Iwate: Tiger dance festival to celebrate Year of Tiger Share

The Yomiuri Shimbun
People perform the Toramai tiger dance to welcome passengers on the SL Ginga train at JR Kamaishi Station in Kamaishi, Iwate Prefecture, on Dec. 4.

KAMAISHI, Iwate — When the SL Ginga train arrived from Hanamaki at a platform at JR Kamaishi Station on Dec. 4, a tiger dance preservation group from Kamaishi called Tadakoe Toramai performed the “jumping tiger,” which depicts a wounded tiger running wild. Passengers stopped to watch the dance and take pictures after being greeted with such a flashy welcome.

The toramai tiger dance, a type of shishimai lion dance, has been handed down as traditional culture in the city and towns of Kamaishi, Otsuchi and Yamada along the Sanriku coast.

There have been fewer opportunities over the past two years to perform tiger dances due to the pandemic, so every Saturday since October, various groups in the city have performed on a rotating basis.
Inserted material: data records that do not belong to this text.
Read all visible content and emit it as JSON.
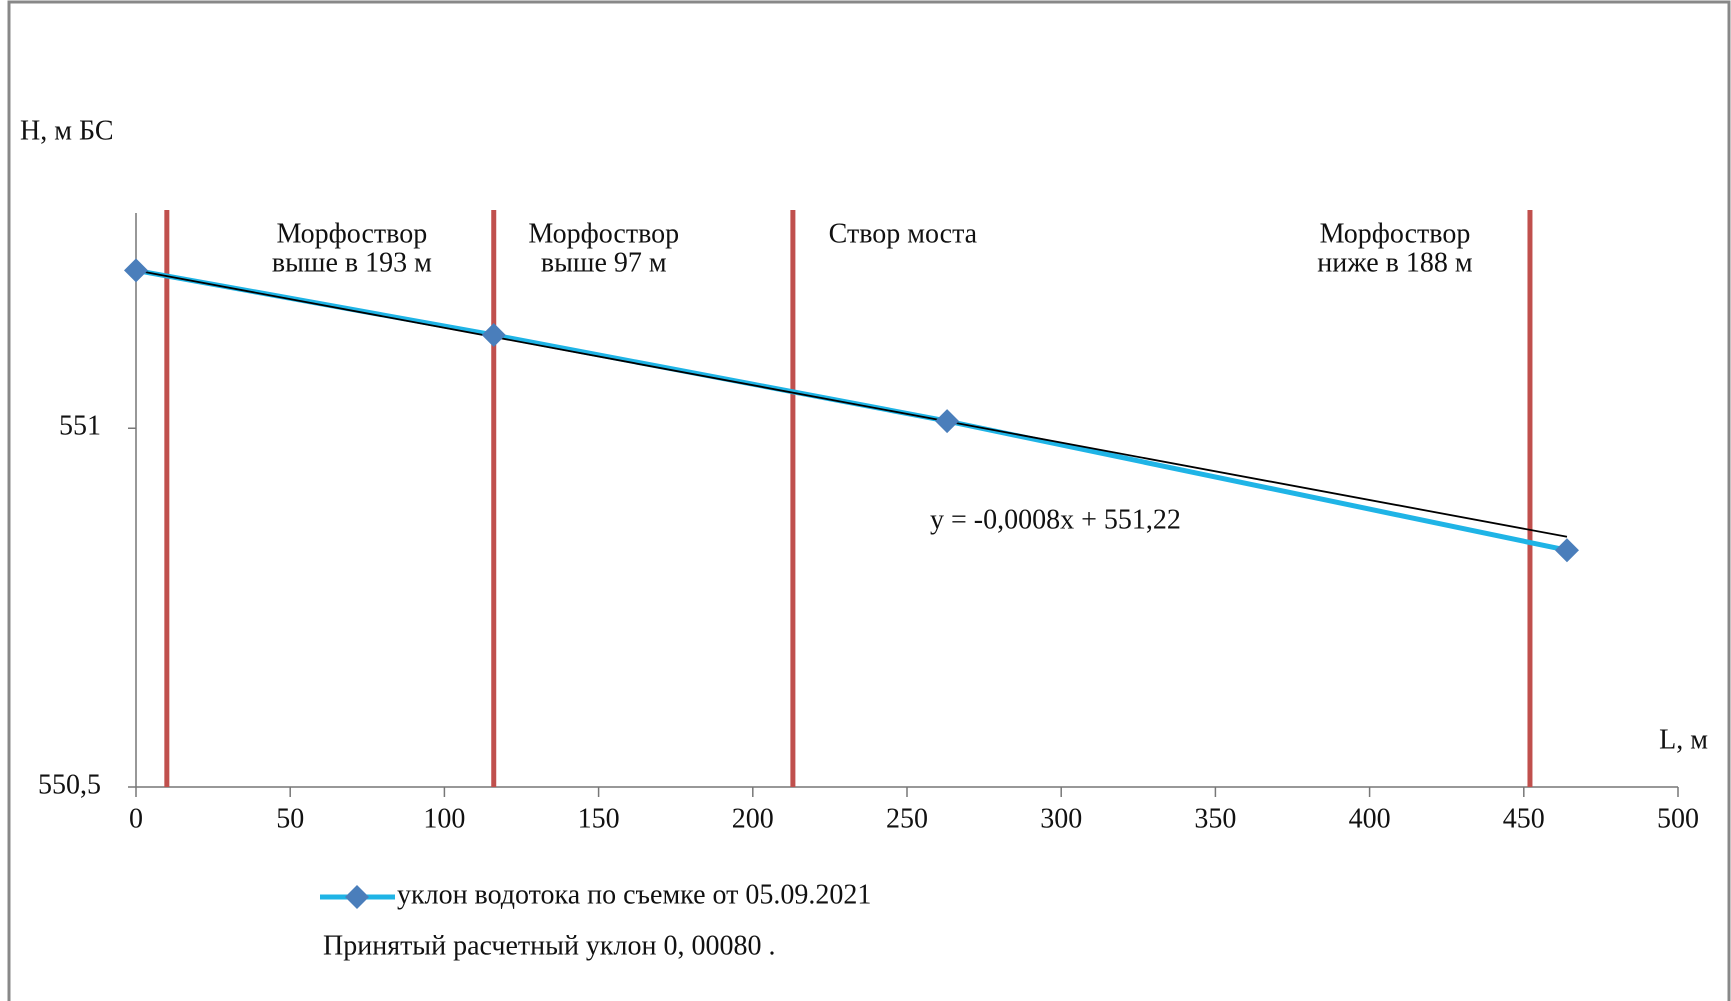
{
  "chart_data": {
    "type": "line",
    "y_label": "H, м БС",
    "x_label": "L, м",
    "x": [
      0,
      116,
      263,
      464
    ],
    "series": [
      {
        "name": "уклон водотока по съемке от 05.09.2021",
        "color": "#1fb4e6",
        "marker_color": "#4a7ebb",
        "values": [
          551.22,
          551.13,
          551.01,
          550.83
        ]
      }
    ],
    "trendline": {
      "label": "y = -0,0008x + 551,22",
      "slope": -0.0008,
      "intercept": 551.22,
      "color": "#000000"
    },
    "markers": [
      {
        "x": 10,
        "lines": [
          "Морфоствор",
          "выше в  193 м"
        ]
      },
      {
        "x": 116,
        "lines": [
          "Морфоствор",
          "выше 97 м"
        ]
      },
      {
        "x": 213,
        "lines": [
          "Створ  моста"
        ]
      },
      {
        "x": 452,
        "lines": [
          "Морфоствор",
          "ниже в 188 м"
        ]
      }
    ],
    "marker_color": "#c0504d",
    "xlim": [
      0,
      500
    ],
    "xticks": [
      0,
      50,
      100,
      150,
      200,
      250,
      300,
      350,
      400,
      450,
      500
    ],
    "ylim": [
      550.5,
      551.3
    ],
    "yticks": [
      {
        "value": 550.5,
        "label": "550,5"
      },
      551
    ],
    "note": "Принятый  расчетный  уклон  0, 00080 ."
  }
}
“This is the Year of the Tiger, so we hope to have more opportunities to perform,” said Itaru Kitayama of Tadakoe Toramai.

Toramai is said to have originated in the Heian period (794-1192), when warlords had their warriors dance in tiger costumes to inspire their subordinates. Since 2010, the city has held the national toramai festival once a year as a venue for training people and demonstrating the art. Last year, the festival was held in the form of showing videos of past performances to mitigate the spread of COVID-19.

This year’s festival will be held on Feb. 6, and for the first time in two years, all the groups will come together.

“This is the 12th time we’ve held this event, which started the last time it was the Year of the Tiger,” said Kazunobu Sasaki, deputy secretary general of the Kamaishi Tourism & Products Association, which is hosting the event. “We hope it will be a grand event.”